DIE LINKE fordert auch seit Langem, dass die Landesregierung hilft, die Gesundheitsämter personell und finanziell besser auszustatten. Die Gesundheitsämter sind auch für die Überwachung von meldepflichtigen Infektionskrankheiten und die Koordinierung von Schutzmaßnahmen zuständig. Bislang ist es so, dass die Landesregierung ihnen immer mehr Aufgaben überträgt, sie bei deren Umsetzung aber alleinlässt. Hier müssen die Kommunen bei einer besseren personellen und finanziellen Ausstattung der Gesundheitsämter endlich durch die Landesregierung unterstützt werden.

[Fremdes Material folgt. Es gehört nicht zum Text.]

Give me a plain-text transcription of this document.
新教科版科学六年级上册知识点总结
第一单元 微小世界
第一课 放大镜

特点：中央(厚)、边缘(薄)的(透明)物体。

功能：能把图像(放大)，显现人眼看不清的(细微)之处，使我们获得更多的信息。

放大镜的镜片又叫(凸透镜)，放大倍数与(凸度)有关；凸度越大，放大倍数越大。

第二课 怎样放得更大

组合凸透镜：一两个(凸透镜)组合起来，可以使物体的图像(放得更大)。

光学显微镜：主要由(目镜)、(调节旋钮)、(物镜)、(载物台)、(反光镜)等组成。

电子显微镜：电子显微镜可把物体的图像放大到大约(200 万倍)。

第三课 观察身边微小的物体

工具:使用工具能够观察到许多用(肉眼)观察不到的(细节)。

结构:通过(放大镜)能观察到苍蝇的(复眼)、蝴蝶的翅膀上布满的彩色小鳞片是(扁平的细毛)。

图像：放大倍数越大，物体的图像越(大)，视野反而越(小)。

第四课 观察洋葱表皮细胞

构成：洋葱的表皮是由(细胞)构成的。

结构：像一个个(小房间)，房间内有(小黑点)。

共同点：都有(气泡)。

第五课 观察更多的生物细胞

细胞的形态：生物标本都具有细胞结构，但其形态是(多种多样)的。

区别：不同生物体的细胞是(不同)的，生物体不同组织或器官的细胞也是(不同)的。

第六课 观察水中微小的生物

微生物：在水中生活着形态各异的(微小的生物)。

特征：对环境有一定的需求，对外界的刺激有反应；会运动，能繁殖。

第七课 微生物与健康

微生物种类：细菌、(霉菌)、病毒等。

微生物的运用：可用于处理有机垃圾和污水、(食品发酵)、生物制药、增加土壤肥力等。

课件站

Es gibt in Deutschland bislang keine Impfpflicht. Angesichts des erneuten Masernausbruchs plädiert meine Fraktion dafür, dass die Politik eine Impfpflicht zumindest gegen diese hochansteckende und gefährliche Erkran
kung schafft. Es kann doch nicht angehen, dass Deutschland die Zielsetzungen der Weltgesundheitsorganisation zur Ausrottung der Masern bis 2015 verfehlt.
Da offensichtlich Impfkampagnen und Aufklärungsarbeit allein nicht ausreichen, muss neu nachgedacht werden. Wenn nur über eine Impfpflicht die in der UN-Kinder- rechtskonvention festgelegten Grundrechte für Kinder auf körperliche und seelische Unversehrtheit hergestellt werden können, darf sich die Politik dieser Diskussion nicht entziehen.
(Beifall vonseiten der Fraktion DIE LINKE – Vincent Kokert, CDU: Ja, wie Ihr gesundheitspolitischer Sprecher! Der spielt eine maßgebliche Rolle dabei.)
Und, Herr Kokert, jetzt sage ich etwas zu der Äußerung des gesundheitspolitischen Sprechers, Herrn Weinberg.
(Vincent Kokert, CDU: Nein, hat er nicht. Er hat die Meinung der LINKEN vertreten. – Zuruf von Helmut Holter, DIE LINKE)
Er hat nicht die Meinung der LINKEN geäußert. Sie sehen, dass meine Fraktion dazu eine völlig andere Meinung hat.
Im Übrigen, Herr Kokert, hoffe ich, dass Sie, so wie ich auch, die Petition zur Einführung der Impfpflicht unterschrieben haben,
Das Wort hat jetzt die Abgeordnete und Vizepräsidentin Gajek für die Fraktion BÜNDNIS 90/DIE GRÜNEN.
Guten Morgen, Frau Präsidentin! Meine sehr geehrten Damen und Herren Abgeordnete! Die Diskussion gestaltet sich doch sehr emotional.
Herr Kokert, dass Sie sich hier als Gesundheitsapostel hinstellen, das finde ich schon sehr beachtlich. Wie oft haben wir über die Zusammenhänge mit MRSA-Keimen berichtet oder Massentieranlagen diskutiert?